Agreement made..............between.............., hereinafter described as the Senior Member,............., hereinafter described as the Other Present Partners and .............., hereinafter described as the New Partner.

Whereas the parties hereto, with the exception of the New

Partner, have heretofore been partners in business as.......

.......under the firm name of.............., which partnership expires this day; and

Whereas the parties hereto desire to continue said business;

Now, Therefore, This Indenture Witnesseth:

That the parties hereto have agreed as follows:

1. Said business shall be continued by the parties hereto as partners under the same firm name until and including the ..........day of..............

2. The good-will, firm name, plant, contracts and capital of the predecessor partnership, and any lease of offices held by it are now the exclusive property of the Senior Member. Any further good-will, plant, contracts, capital and leases acquired by this partnership shall be the exclusive property of said Senior Member. The use of the foregoing assets, however, is contributed by said Senior Member to this partnership for the term thereof, subject to the assumption by this firm of all the liabilities attaching thereto. Any of such liabilities remaining at the end of said term shall be assumed by said Senior Member unless this partnership shall be extended. Except as herein expressly provided, no other partner shall have any interest in any of the assets of this partnership.

3. The said Other Present Partners and New Partner shall devote their time and energy exclusively to the business of this partnership.

4. The financial business and affairs of this partnership shall be under the management of said Senior Member, who shall determine from time to time the amount of profits to be divided, and the partners shall be entitled to share only in profits divided within the term of the partnership in accordance with his determination.

5. The division of net profits shall be as follows:

..............................................................................................

.............................................................................................

..............................................................................................

6. All profits divided after the date of this instrument, whether on new or old business, shall be deemed profits of this partnership and divided as herein set out.

7. The Senior Member shall be entitled to draw $..........

on the first of each month, and the said Other Present Partners and New Partner shall each be entitled to draw the sum of $..........on the first of each month; the amounts so drawn to be charged as anticipated payments of profits.

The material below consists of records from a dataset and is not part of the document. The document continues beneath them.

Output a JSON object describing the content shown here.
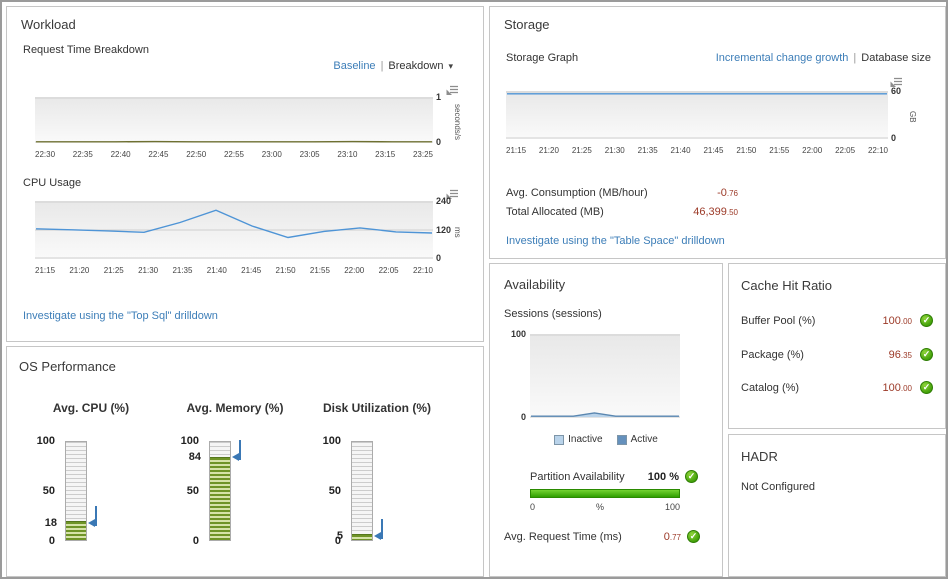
{
  "colors": {
    "link_blue": "#3d7eb8",
    "metric_value_red": "#9c3a28",
    "chart_line_blue": "#4e94d6",
    "request_line_olive": "#6e7031",
    "gauge_fill_green": "#6f9427",
    "check_green": "#3f9e07",
    "bar_green": "#2f9e00",
    "marker_blue": "#3a78b5"
  },
  "icons": {
    "caret_down": "▾",
    "check": "✓"
  },
  "ui": {
    "separator": "|"
  },
  "workload": {
    "title": "Workload",
    "request_time_title": "Request Time Breakdown",
    "baseline_link": "Baseline",
    "breakdown_link": "Breakdown",
    "cpu_title": "CPU Usage",
    "drilldown": "Investigate using the \"Top Sql\" drilldown"
  },
  "os_performance": {
    "title": "OS Performance",
    "gauges": [
      {
        "label": "Avg. CPU (%)",
        "value": 18,
        "min": 0,
        "max": 100,
        "ticks": [
          100,
          50,
          0
        ]
      },
      {
        "label": "Avg. Memory (%)",
        "value": 84,
        "min": 0,
        "max": 100,
        "ticks": [
          100,
          50,
          0
        ]
      },
      {
        "label": "Disk Utilization (%)",
        "value": 5,
        "min": 0,
        "max": 100,
        "ticks": [
          100,
          50,
          0
        ]
      }
    ]
  },
  "storage": {
    "title": "Storage",
    "graph_title": "Storage Graph",
    "incremental_link": "Incremental change growth",
    "database_link": "Database size",
    "metrics": [
      {
        "label": "Avg. Consumption (MB/hour)",
        "value": "-0.76"
      },
      {
        "label": "Total Allocated (MB)",
        "value": "46,399.50"
      }
    ],
    "drilldown": "Investigate using the \"Table Space\" drilldown"
  },
  "availability": {
    "title": "Availability",
    "sessions_title": "Sessions (sessions)",
    "legend": [
      {
        "label": "Inactive",
        "color": "#b9d3ea"
      },
      {
        "label": "Active",
        "color": "#6591bd"
      }
    ],
    "partition": {
      "label": "Partition Availability",
      "value": "100 %",
      "scale": [
        "0",
        "%",
        "100"
      ]
    },
    "request_time": {
      "label": "Avg. Request Time (ms)",
      "value": "0.77"
    }
  },
  "cache_hit_ratio": {
    "title": "Cache Hit Ratio",
    "rows": [
      {
        "label": "Buffer Pool (%)",
        "value": "100.00"
      },
      {
        "label": "Package (%)",
        "value": "96.35"
      },
      {
        "label": "Catalog (%)",
        "value": "100.00"
      }
    ]
  },
  "hadr": {
    "title": "HADR",
    "status": "Not Configured"
  },
  "chart_data": [
    {
      "type": "line",
      "title": "Request Time Breakdown",
      "x": [
        "22:30",
        "22:35",
        "22:40",
        "22:45",
        "22:50",
        "22:55",
        "23:00",
        "23:05",
        "23:10",
        "23:15",
        "23:25"
      ],
      "values": [
        0.005,
        0.005,
        0.005,
        0.008,
        0.005,
        0.005,
        0.005,
        0.005,
        0.008,
        0.005,
        0.005
      ],
      "ylabel": "seconds/s",
      "ylim": [
        0,
        1
      ],
      "yticks": [
        0,
        1
      ],
      "line_color": "#6e7031",
      "axis_side": "right",
      "grid": true
    },
    {
      "type": "line",
      "title": "CPU Usage",
      "x": [
        "21:15",
        "21:20",
        "21:25",
        "21:30",
        "21:35",
        "21:40",
        "21:45",
        "21:50",
        "21:55",
        "22:00",
        "22:05",
        "22:10"
      ],
      "values": [
        125,
        121,
        116,
        110,
        152,
        205,
        137,
        88,
        114,
        129,
        112,
        107
      ],
      "ylabel": "ms",
      "ylim": [
        0,
        240
      ],
      "yticks": [
        0,
        120,
        240
      ],
      "line_color": "#4e94d6",
      "axis_side": "right",
      "grid": true
    },
    {
      "type": "line",
      "title": "Storage Graph",
      "x": [
        "21:15",
        "21:20",
        "21:25",
        "21:30",
        "21:35",
        "21:40",
        "21:45",
        "21:50",
        "21:55",
        "22:00",
        "22:05",
        "22:10"
      ],
      "values": [
        57.6,
        57.6,
        57.6,
        57.6,
        57.6,
        57.6,
        57.6,
        57.6,
        57.6,
        57.6,
        57.6,
        57.6
      ],
      "ylabel": "GB",
      "ylim": [
        0,
        60
      ],
      "yticks": [
        0,
        60
      ],
      "line_color": "#4e94d6",
      "axis_side": "right",
      "grid": true
    },
    {
      "type": "area",
      "title": "Sessions (sessions)",
      "x": [],
      "values": [
        1,
        1,
        1,
        5,
        1,
        1,
        1,
        1
      ],
      "ylabel": "",
      "ylim": [
        0,
        100
      ],
      "yticks": [
        0,
        100
      ],
      "line_color": "#5b87b0",
      "fill_color": "#b9d3ea",
      "axis_side": "left",
      "grid": true
    }
  ]
}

8. The death of any party hereto during the term of this partnership shall not operate as a dissolution of the partnership, but the same shall be carried on by the survivors for the remainder of said term.

9. In case of the death of the Senior Member during said term, the surviving partners shall pay to the representatives of his estate the sum of $..............and shall indemnify his estate against all liabilities and obligations of this partnership or any predecessor, and thereupon the surviving partners shall be, and shall be deemed to be, at the date of the death of said Senior Member, the owners of the good-will, firm name, plant, contracts, capital and other assets of this partnership and its predecessors, subject to the following agreement as to the use of the firm name: After the death of said Senior Member, the surviving partners shall carry out all existing contracts under the firm name of..............: and for three years after the death of said Senior Member, but not longer, new business may be taken under said firm name. After the adoption of a new firm name, however, the survivors shall have the right, so long as any three members of the present firm remain members of the new firm, to couple with the new firm name the phrase "Successors of..............."

10. In case of the death of any other partner during the term of this partnership, the surviving partners shall pay to the representatives of his estate the sum of $................

and the surviving partners shall assume, and hereby agree in such case to assume, all liabilities and obligations of this partnership or any predecessor.

11. In case of the death of any partner, the representatives of his estate shall accept the sum agreed to be paid as above provided as a full and final settlement of the amount to which the estate of such deceased partner shall be entitled, without any investigation or examination of the partnership property, books or accounts on the part of such representatives or of any other person in the interest of the estate of such deceased partner.

12. No party hereto shall, without the consent in writing of all of the other parties, in any way use the firm name or credit, either directly or indirectly, whether by endorsement, guaranty or otherwise, except for firm business, and no party shall, without like consent, become endorser, guarantor or surety for any other person.

13. This agreement shall bind the several parties, then-executors and administrators.

In Witness Whereof the parties hereto have hereunto set their hands and seals the day and year first above written.